Os pontos fortes deste estudo incluem a amostra representativa de idosos da comunidade no início do período avaliado, e, apesar das perdas, os dez anos de acompanhamento permitem um maior conhecimento das mudanças de peso e fatores associados entre idosos. Além disso, peso e altura foram medidos (em vez de referidos) por profissionais treinados em todos os períodos. Dado que, em estudos que relacionam nutrição em geriatria em geral, avalia-se apenas o estado nutricional, este trabalho avança ao considerar a mudança de peso corporal – um método fácil de se utilizar na prática clínica e que ainda pode melhor predizer a saúde de idosos.
As limitações deste trabalho incluem o fato de serem autorreferidas as avaliações de saúde, o número de internações e o diagnóstico de doenças, pois, embora muito utilizadas, essas medidas podem ser passiveis de viés de recordatório, principalmente entre idosos. Para diminuir essas fontes de erros, foram tomados alguns cuidados, como revisão e crítica da entrevista realizada e auxílio de respondentes. Perdas são comuns em estudos longitudinais com idosos, e também constituem uma limitação desta pesquisa. No entanto, como os dados dos participantes perdidos não foram tão diferentes dos avaliados (exceto para óbitos), os resultados deste trabalho não foram influenciados por essas perdas. Tais dados referem-se a uma população de idosos sobreviventes e devem ser interpretados com essa cautela. Análises futuras poderão indicar a associação entre as mudanças no estado nutricional e a sobrevida, além de outros desfechos entre esses idosos.

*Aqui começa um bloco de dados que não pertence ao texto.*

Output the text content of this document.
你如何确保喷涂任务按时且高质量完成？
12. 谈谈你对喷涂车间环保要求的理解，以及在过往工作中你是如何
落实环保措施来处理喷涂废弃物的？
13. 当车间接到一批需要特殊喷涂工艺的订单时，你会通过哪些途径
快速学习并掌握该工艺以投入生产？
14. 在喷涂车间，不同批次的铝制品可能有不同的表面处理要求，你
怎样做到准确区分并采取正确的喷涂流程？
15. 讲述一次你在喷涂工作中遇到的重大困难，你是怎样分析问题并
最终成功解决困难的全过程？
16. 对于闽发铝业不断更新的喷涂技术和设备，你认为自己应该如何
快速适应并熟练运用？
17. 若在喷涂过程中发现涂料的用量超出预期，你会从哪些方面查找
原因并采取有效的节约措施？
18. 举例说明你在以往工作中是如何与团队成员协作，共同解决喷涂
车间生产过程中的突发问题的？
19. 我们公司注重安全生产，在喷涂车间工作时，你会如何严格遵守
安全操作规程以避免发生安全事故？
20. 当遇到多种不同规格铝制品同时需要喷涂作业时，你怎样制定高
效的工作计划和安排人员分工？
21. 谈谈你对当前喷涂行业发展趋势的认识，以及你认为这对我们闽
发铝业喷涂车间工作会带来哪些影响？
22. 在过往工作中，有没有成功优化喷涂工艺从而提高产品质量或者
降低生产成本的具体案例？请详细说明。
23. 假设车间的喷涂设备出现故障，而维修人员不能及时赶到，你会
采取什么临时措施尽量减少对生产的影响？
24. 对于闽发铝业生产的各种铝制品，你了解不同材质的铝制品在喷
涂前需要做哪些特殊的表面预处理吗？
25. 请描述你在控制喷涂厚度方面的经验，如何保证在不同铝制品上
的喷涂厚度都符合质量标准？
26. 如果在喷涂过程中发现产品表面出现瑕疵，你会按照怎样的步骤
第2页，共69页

Embora o progressivo aumento na prevalência das doenças crônicas com o avançar da idade não seja exatamente um evento inesperado, o aumento na proporção de indivíduos mais velhos que ganharam peso e daqueles que se tornaram obesos remete a novos desafios na gestão do cuidado de pessoas envelhecidas. As consequências desse novo perfil nutricional ainda não estão claras, mas este estudo demonstrou que ouvir e acompanhar a autoavaliação da saúde desses idosos pode contribuir para a antecipação de diagnósticos. Ademais, para garantir um envelhecimento saudável, é preciso agir rápido, prevenindo a obesidade e fatores de risco relacionados ao surgimento de doenças e implementando ações para tratamento e redução de danos, como a manutenção de peso.